La niacinamida, derivado de la vitamina B3, es uno de los activos más versátiles y bien tolerados. Aquí aprenderás a integrarla de forma estratégica para mejorar textura, brillo y confort sin complicar tu rutina.
¿Qué es y por qué se usa tanto?
La niacinamida es una forma de vitamina B3 soluble en agua. En cosmética se valora porque encaja en casi cualquier rutina y tipo de piel. No es efecto “flash”, pero bien utilizada aporta estabilidad: una piel que se siente menos tirante, luce más pareja y con el brillo mejor gestionado.

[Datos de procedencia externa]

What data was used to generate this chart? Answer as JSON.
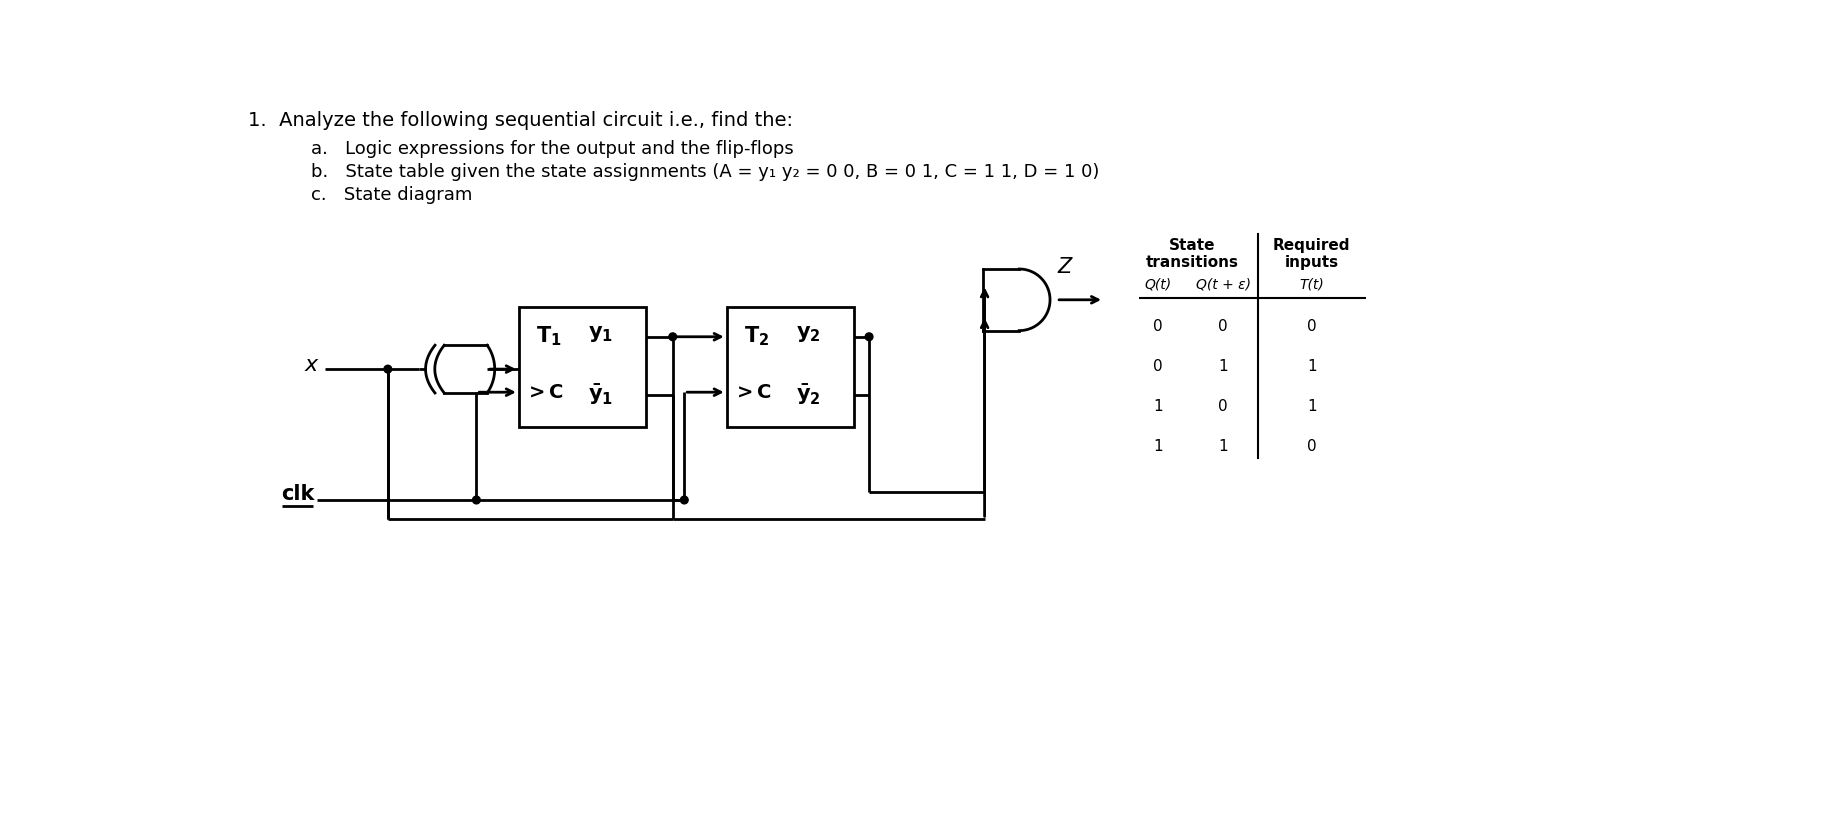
{
  "bg_color": "#ffffff",
  "title_text": "1.  Analyze the following sequential circuit i.e., find the:",
  "item_a": "a.   Logic expressions for the output and the flip-flops",
  "item_b": "b.   State table given the state assignments (A = y₁ y₂ = 0 0, B = 0 1, C = 1 1, D = 1 0)",
  "item_c": "c.   State diagram",
  "table_header1_line1": "State",
  "table_header1_line2": "transitions",
  "table_header2_line1": "Required",
  "table_header2_line2": "inputs",
  "col1": "Q(t)",
  "col2": "Q(t + ε)",
  "col3": "T(t)",
  "table_data": [
    [
      0,
      0,
      0
    ],
    [
      0,
      1,
      1
    ],
    [
      1,
      0,
      1
    ],
    [
      1,
      1,
      0
    ]
  ],
  "lw": 2.0
}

Su mayor ventaja es la compatibilidad con otros ingredientes y su buen margen de tolerancia incluso en pieles sensibles.
Beneficios orientativos con uso constante
- Soporte de barrera: favorece que la piel se perciba más cómoda y resiliente frente a la sequedad ambiental o el uso de activos más potentes.
- Apariencia de poros y brillo: ayuda a que el exceso de sebo sea menos evidente, especialmente en la zona T.

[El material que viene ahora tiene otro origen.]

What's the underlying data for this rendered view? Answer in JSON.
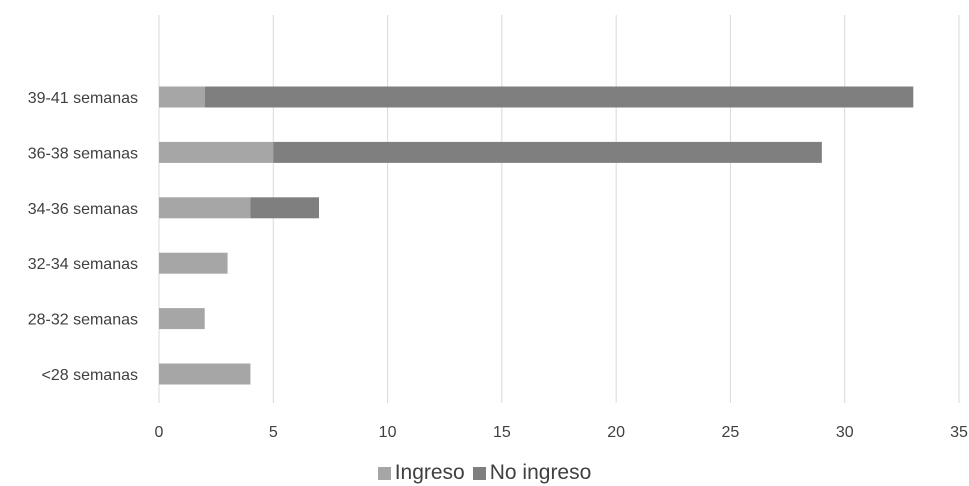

- Uniformidad del tono: con constancia, muchas personas perciben la piel más pareja y con menos sensación de “apagamiento”.
- Versatilidad: funciona en sueros, hidratantes y tónicos, y se lleva bien con la mayoría de rutinas.
Nota: los resultados dependen de la constancia, el resto de tu rutina (limpieza amable e hidratación) y de usar fotoprotección diaria.
Dosis, texturas y a quién conviene
En sueros, lo habitual es 4–10 %. Si tu piel es sensible o es tu primera vez, empieza por 4–5 %; si ya tienes experiencia, 8–10 % puede ser adecuado.
Texturas:
- Acuosas: se absorben rápido en pieles mixtas/grasas.
- Gel: ligereza con algo más de cuerpo.
- Emulsión/crema: ideal si buscas confort.
La niacinamida encaja muy bien en piel mixta/grasa (poros y brillo), sensible (barrera) y con tono irregular.
Rutina sugerida (AM/PM)
Mañana (AM): limpieza suave → suero de niacinamida → hidratante → fotoprotector de amplio espectro.
Noche (PM): limpieza → niacinamida o tu activo principal (retinoide/ácidos; mejor alternar si eres sensible) → hidratante.
Usa pocas capas y poca cantidad (2–4 gotas o una pulsación). La constancia gana a la acumulación de productos.
Combinaciones inteligentes
- Ácido hialurónico: suma hidratación inmediata y sensación de elasticidad.
- Péptidos biomiméticos: apoyo de soporte y elasticidad percibida con el tiempo.
- Ácido tranexámico: buen dúo para un tono más uniforme.
- Vitamina C: compatible; si notas sensibilidad, separa horarios (C por la mañana, B3 por la noche).
Errores frecuentes (y cómo evitarlos)
- Sobrecargar con demasiados “activos estrella” la misma noche. Mejor alternar.
- Subir la concentración sin necesidad. Muchas pieles responden bien a 4–5 %.
- Saltarse el SPF cuando tu objetivo es la uniformidad del tono.
- Abandonar antes de tiempo: evalúa tras 8–12 semanas con fotos comparativas.
Checklist de progreso (4–12 semanas)
- Semana 2–4: mayor confort; menos sensación de tirantez.
- Semana 6–8: brillo de la zona T más controlado y textura más suave al tacto.
- Semana 8–12: piel visualmente más uniforme y estable frente a cambios de clima o rutina.
Preguntas rápidas
¿Puedo usarla con retinoides? Sí, alternando noches si eres sensible.
¿Y con exfoliantes (AHA/BHA/PHA)? Mejor en noches distintas si notas irritación.
¿En qué orden va? Tras la limpieza y antes de la hidratante; si usas hialurónico muy fluido, puedes aplicarlo primero.
La niacinamida funciona mejor como pieza de base: constante, fácil de combinar y enfocada en estabilidad. Si tu objetivo es una piel que se sienta bien y luzca más pareja con el tiempo, añadir B3 de forma estratégica es una apuesta sensata.